The metric file reports train/validation/test MAE, RMSE, target-wise errors, the best baseline test RMSE, and the latent-ODE test-RMSE ratio to that baseline. The ratio is reported rather than hidden; this keeps the current model honest and makes future neural-ODE improvements directly comparable.

Latent-ODE predictions

Latent-ODE RMSE comparison

The failure-mode report is a deliberately skeptical artifact, not a pass/fail claim that the latent ODE is production-ready. It records train-vs-test RMSE, late-vs-early forecast drift, and latent-vs-best-baseline ratios:

\[ R_\mathrm{drift} = \frac{\mathrm{RMSE}_\mathrm{late,test}} {\max(\mathrm{RMSE}_\mathrm{early,test},\epsilon)} , \qquad R_\mathrm{seed} = \frac{\mathrm{RMSE}_\mathrm{test}} {\max(\mathrm{RMSE}_\mathrm{train},\epsilon)} . \]

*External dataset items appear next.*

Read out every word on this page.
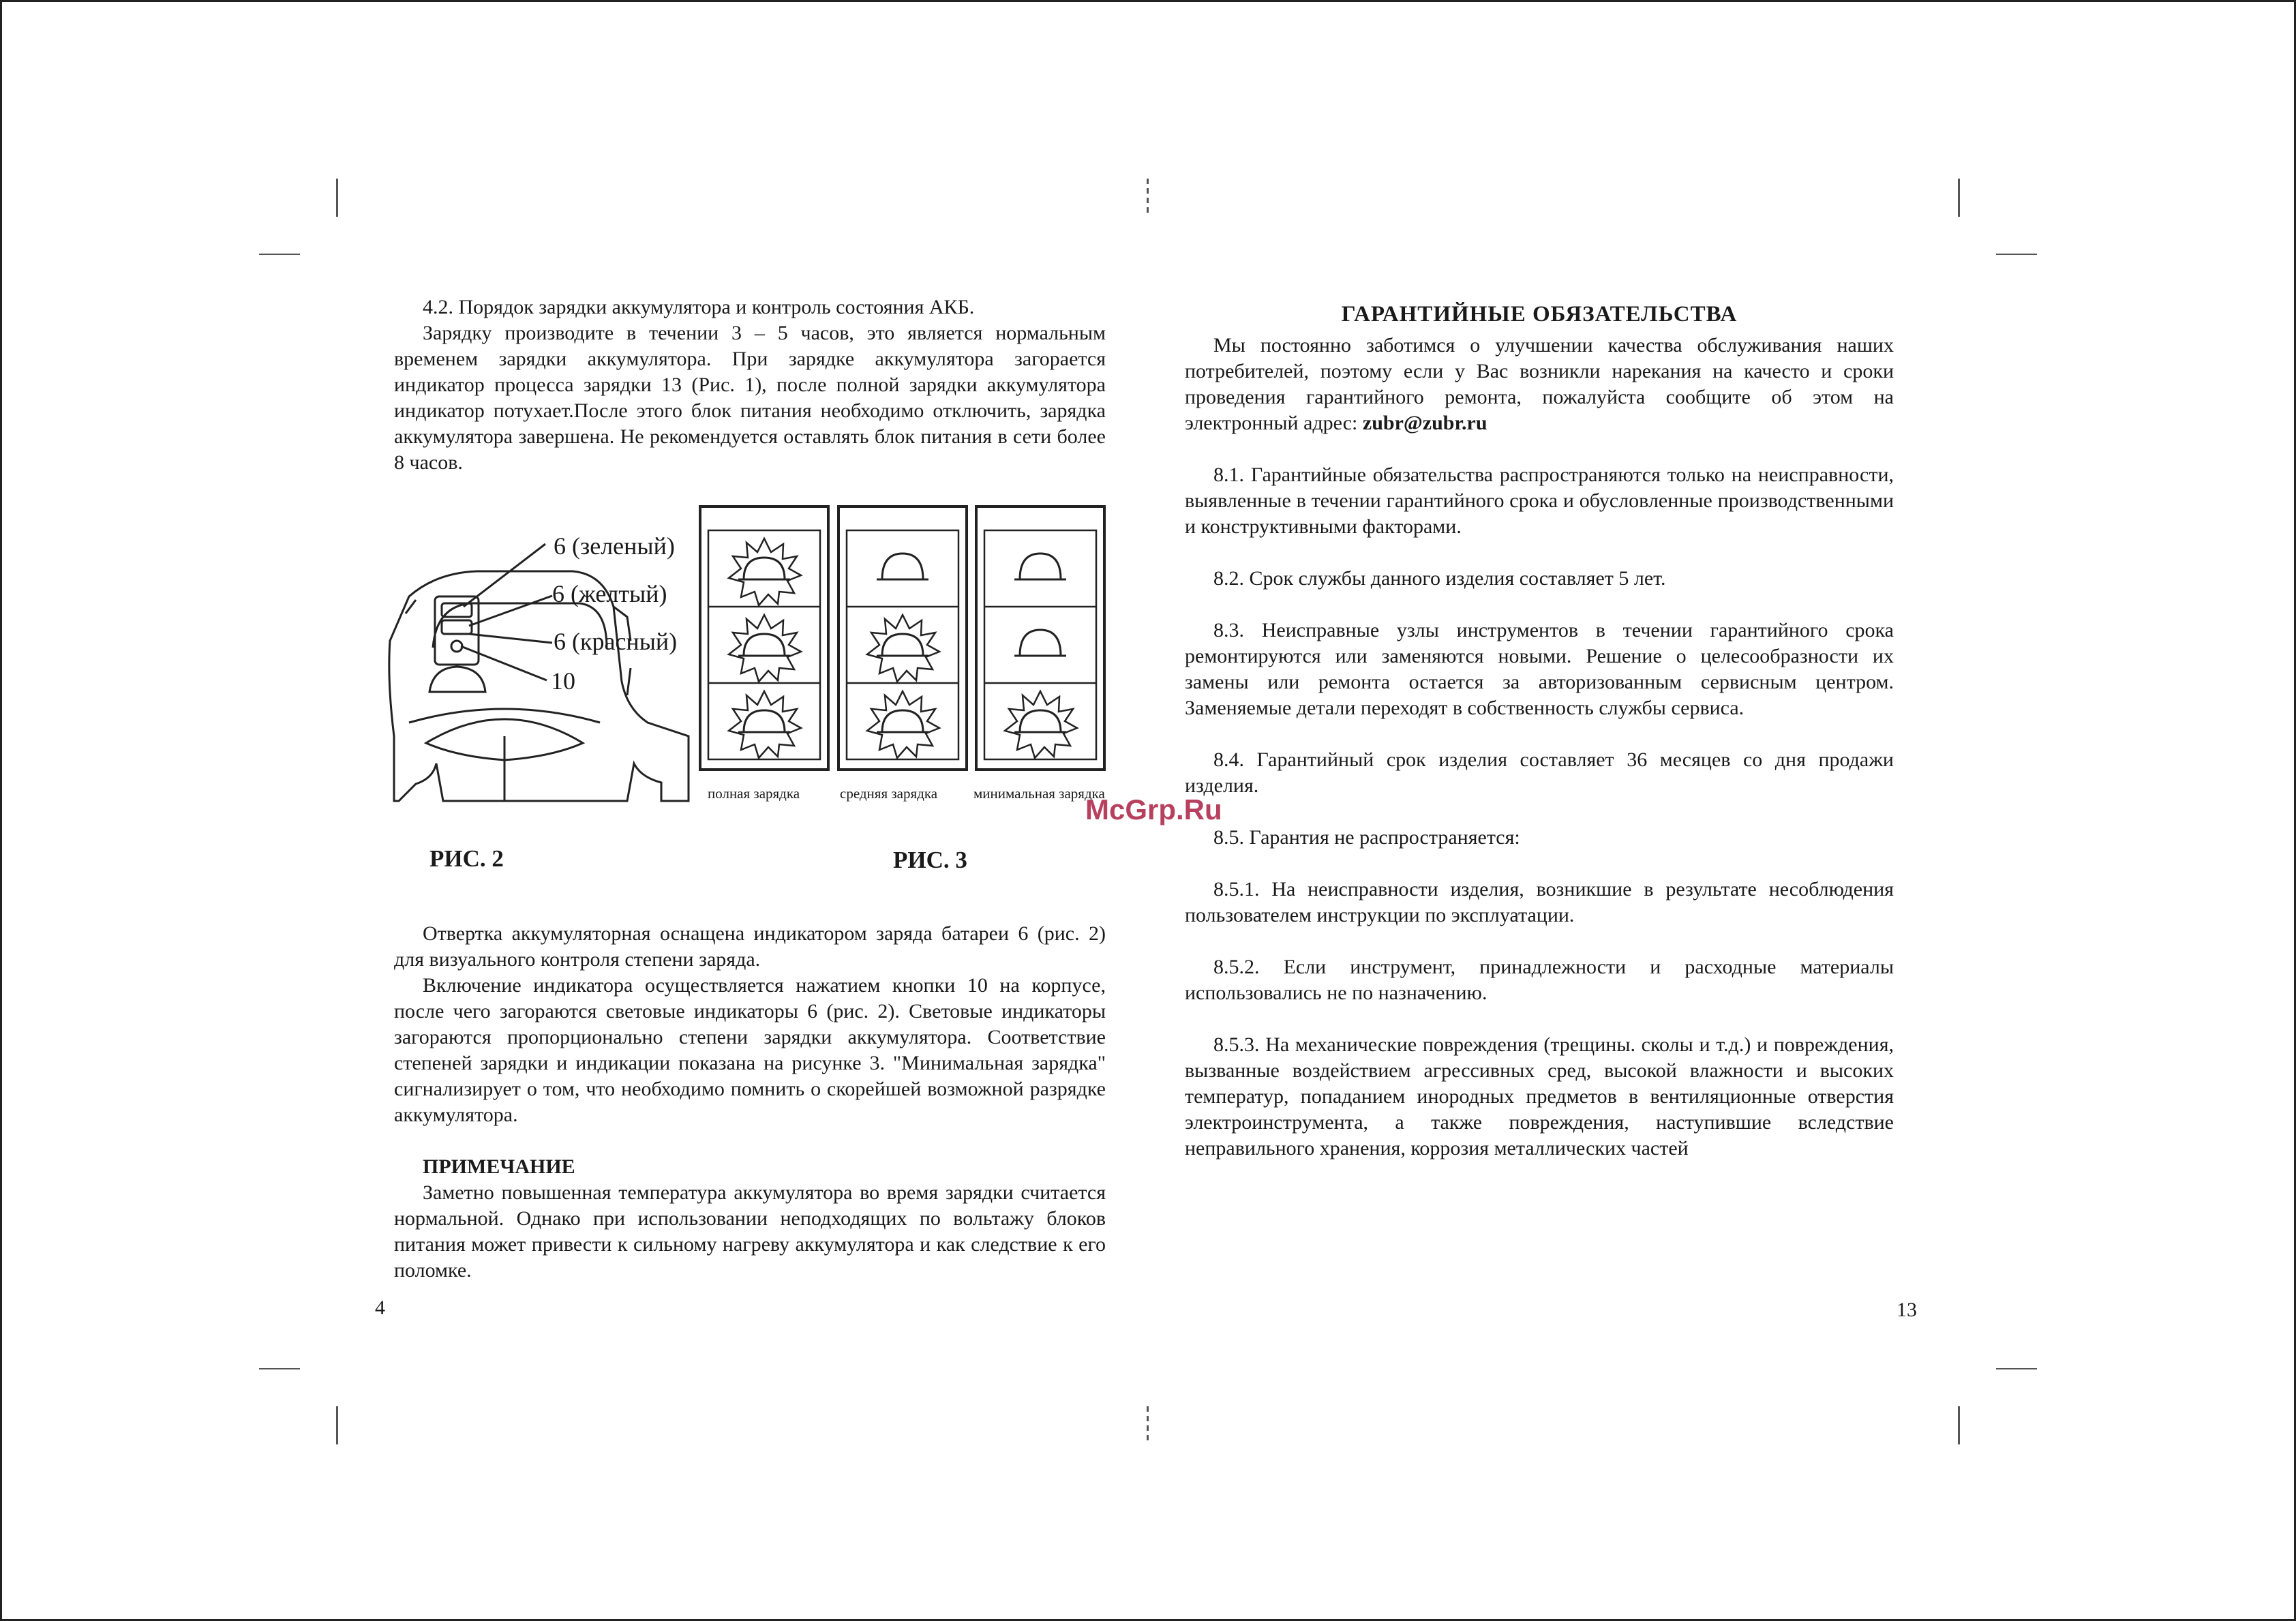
4.2. Порядок зарядки аккумулятора и контроль состояния АКБ.

Зарядку производите в течении 3 – 5 часов, это является нормальным временем зарядки аккумулятора. При зарядке аккумулятора загорается индикатор процесса зарядки 13 (Рис. 1), после полной зарядки аккумулятора индикатор потухает.После этого блок питания необходимо отключить, зарядка аккумулятора завершена. Не рекомендуется оставлять блок питания в сети более 8 часов.

6 (зеленый)
6 (желтый)
6 (красный)
10
полная зарядка	средняя зарядка	минимальная зарядка
McGrp.Ru
РИС. 2	РИС. 3

Отвертка аккумуляторная оснащена индикатором заряда батареи 6 (рис. 2) для визуального контроля степени заряда.

Включение индикатора осуществляется нажатием кнопки 10 на корпусе, после чего загораются световые индикаторы 6 (рис. 2). Световые индикаторы загораются пропорционально степени зарядки аккумулятора. Соответствие степеней зарядки и индикации показана на рисунке 3. "Минимальная зарядка" сигнализирует о том, что необходимо помнить о скорейшей возможной разрядке аккумулятора.

ПРИМЕЧАНИЕ

Заметно повышенная температура аккумулятора во время зарядки считается нормальной. Однако при использовании неподходящих по вольтажу блоков питания может привести к сильному нагреву аккумулятора и как следствие к его поломке.

4

ГАРАНТИЙНЫЕ ОБЯЗАТЕЛЬСТВА

Мы постоянно заботимся о улучшении качества обслуживания наших потребителей, поэтому если у Вас возникли нарекания на качесто и сроки проведения гарантийного ремонта, пожалуйста сообщите об этом на электронный адрес: zubr@zubr.ru

8.1. Гарантийные обязательства распространяются только на неисправности, выявленные в течении гарантийного срока и обусловленные производственными и конструктивными факторами.

8.2. Срок службы данного изделия составляет 5 лет.

8.3. Неисправные узлы инструментов в течении гарантийного срока ремонтируются или заменяются новыми. Решение о целесообразности их замены или ремонта остается за авторизованным сервисным центром. Заменяемые детали переходят в собственность службы сервиса.

8.4. Гарантийный срок изделия составляет 36 месяцев со дня продажи изделия.

8.5. Гарантия не распространяется:

8.5.1. На неисправности изделия, возникшие в результате несоблюдения пользователем инструкции по эксплуатации.

8.5.2. Если инструмент, принадлежности и расходные материалы использовались не по назначению.

8.5.3. На механические повреждения (трещины. сколы и т.д.) и повреждения, вызванные воздействием агрессивных сред, высокой влажности и высоких температур, попаданием инородных предметов в вентиляционные отверстия электроинструмента, а также повреждения, наступившие вследствие неправильного хранения, коррозия металлических частей

13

Latent-ODE failure-mode probes

Claim boundary

The manifest is claim_level = "validation". The current lane supports claims that the dataset/split/baseline/calibration contract is deterministic and that the fitted latent-ODE experiment is reproducible and schema-valid. It does not support claims that the model generalizes to production nonlinear reconnection until it is trained and tested on production-quality trajectories.

validation.json uses schema mhx.neural_ode.reproducibility.gates.v1 and gates four prerequisites together: the source seed-QI validation passed, the split manifest is disjoint and complete, all baseline arrays are finite, and the calibration report was generated from the same target tensor.

mhx neural-ode train uses schema mhx.neural_ode.training.gates.v1 and adds gates for finite fitted coefficients, finite predictions, matching prediction shapes, and held-out test forecasts.